Source: Item 22 — CONTRACTS (FDD page 51)
What This Means (2024 FDD)
According to Azal Coffee's 2024 Franchise Disclosure Document, the Confidentiality and Nondisclosure Agreement and Covenant Not to Compete are in place to protect Azal Coffee's franchise system. The agreement ensures that franchisees do not disclose confidential information or trade secrets related to the operation of an Azal Coffee store. This includes information about the brand standards manual, training methods, operational processes, recipes, marketing strategies, customer and supplier information, software, and financial data. The agreement acknowledges that Azal Coffee will disclose confidential information to the franchisee, which necessitates the franchisee not sharing this information with others or using it to compete against Azal Coffee.
The agreement also prevents franchisees and their related parties from engaging in activities that could harm Azal Coffee's business interests. During the term of the Franchise Agreement and for three years after its termination, franchisees are prohibited from diverting business or customers to competing businesses, sponsoring or encouraging others to operate competing businesses, or employing individuals involved in competitive activities. This extends to the franchisee's shareholders, officers, directors, members, managers, partners, owners, investors, family members, and affiliates.

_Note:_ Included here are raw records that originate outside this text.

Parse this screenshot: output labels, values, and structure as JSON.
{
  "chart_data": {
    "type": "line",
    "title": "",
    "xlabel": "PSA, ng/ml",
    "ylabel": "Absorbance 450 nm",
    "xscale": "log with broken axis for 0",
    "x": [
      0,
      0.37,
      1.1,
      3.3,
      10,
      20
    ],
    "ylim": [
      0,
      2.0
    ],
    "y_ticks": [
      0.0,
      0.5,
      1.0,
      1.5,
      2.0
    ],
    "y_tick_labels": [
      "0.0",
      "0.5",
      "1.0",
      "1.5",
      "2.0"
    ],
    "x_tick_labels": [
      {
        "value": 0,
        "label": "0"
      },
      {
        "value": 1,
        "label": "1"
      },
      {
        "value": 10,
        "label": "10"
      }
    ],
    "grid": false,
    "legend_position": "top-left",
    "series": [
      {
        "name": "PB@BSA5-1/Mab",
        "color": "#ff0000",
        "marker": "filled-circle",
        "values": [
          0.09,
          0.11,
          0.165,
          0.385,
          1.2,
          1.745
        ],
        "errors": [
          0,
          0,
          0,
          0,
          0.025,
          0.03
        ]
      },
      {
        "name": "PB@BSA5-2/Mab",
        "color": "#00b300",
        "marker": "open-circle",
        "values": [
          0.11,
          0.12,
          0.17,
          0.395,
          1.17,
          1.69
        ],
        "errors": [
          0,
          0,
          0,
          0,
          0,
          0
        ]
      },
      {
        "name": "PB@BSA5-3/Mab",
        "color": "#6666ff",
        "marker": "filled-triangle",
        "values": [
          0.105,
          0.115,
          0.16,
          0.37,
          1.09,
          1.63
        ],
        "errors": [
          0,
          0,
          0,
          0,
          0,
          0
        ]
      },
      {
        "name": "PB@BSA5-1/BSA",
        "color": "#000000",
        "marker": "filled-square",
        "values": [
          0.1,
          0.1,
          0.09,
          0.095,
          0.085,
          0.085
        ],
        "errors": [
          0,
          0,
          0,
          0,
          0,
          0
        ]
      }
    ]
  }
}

These restrictions apply within a defined geographic area, including the franchise location and areas within twenty-five miles of the franchise location or any other Azal Coffee store. The agreement specifies that violating these non-compete provisions will extend the prohibition period until three years after the franchisee ceases the violating activities. The agreement clarifies that Azal Coffee's primary obligation is to provide confidential information to enable the franchisee to operate the business, with no further obligations once the information is provided. This set of restrictions is typical in franchising to protect the brand's competitive advantage and maintain consistency across all franchise locations.